Which networks will JPYC use at launch?
JPYC has said its regulated yen stablecoin will go live on multiple EVM chains, including Ethereum, with additional networks such as Avalanche and Polygon listed among initial targets. Multi‑chain availability can widen distribution across exchanges and on‑chain payment rails from day one.
Why does Japan’s first homegrown yen stablecoin matter?
A domestically regulated, redeemable yen stablecoin could reduce friction in cross‑border payments and improve settlement for Japanese corporates, while giving local exchanges and fintechs a compliant JPY on‑chain unit. The FSA’s framework also sets a template other markets may follow—tight rules on backing, issuance, and intermediaries, but with room for innovation.

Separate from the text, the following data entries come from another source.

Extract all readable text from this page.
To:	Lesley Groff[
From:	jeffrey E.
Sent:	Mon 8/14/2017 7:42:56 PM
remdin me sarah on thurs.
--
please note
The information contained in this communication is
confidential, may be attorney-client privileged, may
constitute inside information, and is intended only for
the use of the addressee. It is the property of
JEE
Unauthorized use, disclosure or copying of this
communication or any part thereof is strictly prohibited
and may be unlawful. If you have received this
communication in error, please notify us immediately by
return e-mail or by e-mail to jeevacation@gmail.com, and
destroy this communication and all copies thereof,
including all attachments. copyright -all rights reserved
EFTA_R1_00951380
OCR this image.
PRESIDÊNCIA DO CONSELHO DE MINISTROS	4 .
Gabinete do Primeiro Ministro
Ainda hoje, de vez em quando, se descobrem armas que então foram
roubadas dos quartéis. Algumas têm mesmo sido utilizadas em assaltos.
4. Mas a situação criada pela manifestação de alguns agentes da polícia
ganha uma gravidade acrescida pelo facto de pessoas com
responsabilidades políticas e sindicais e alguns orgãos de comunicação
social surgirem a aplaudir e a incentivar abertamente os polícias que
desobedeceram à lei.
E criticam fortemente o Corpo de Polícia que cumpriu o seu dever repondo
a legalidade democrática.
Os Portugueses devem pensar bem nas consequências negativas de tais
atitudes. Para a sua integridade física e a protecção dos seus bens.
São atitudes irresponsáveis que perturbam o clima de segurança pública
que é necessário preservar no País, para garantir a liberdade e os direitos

What should users watch next?
Timeline and venue listings for fiat on‑/off‑ramps, which chains are first supported, attestation cadence for reserves, and how quickly exchanges and payment providers integrate JPYC. Early liquidity and redemption UX will determine real‑world traction.
Conclusion
JPYC is poised to be Japan’s first fully regulated yen stablecoin—backed by cash‑equivalents, redeemable 1:1. and built for compliant on‑chain finance. If liquidity and integrations arrive quickly, JPYC could become the default JPY unit across Japanese crypto rails and a new conduit for cross‑border settlement in Asia.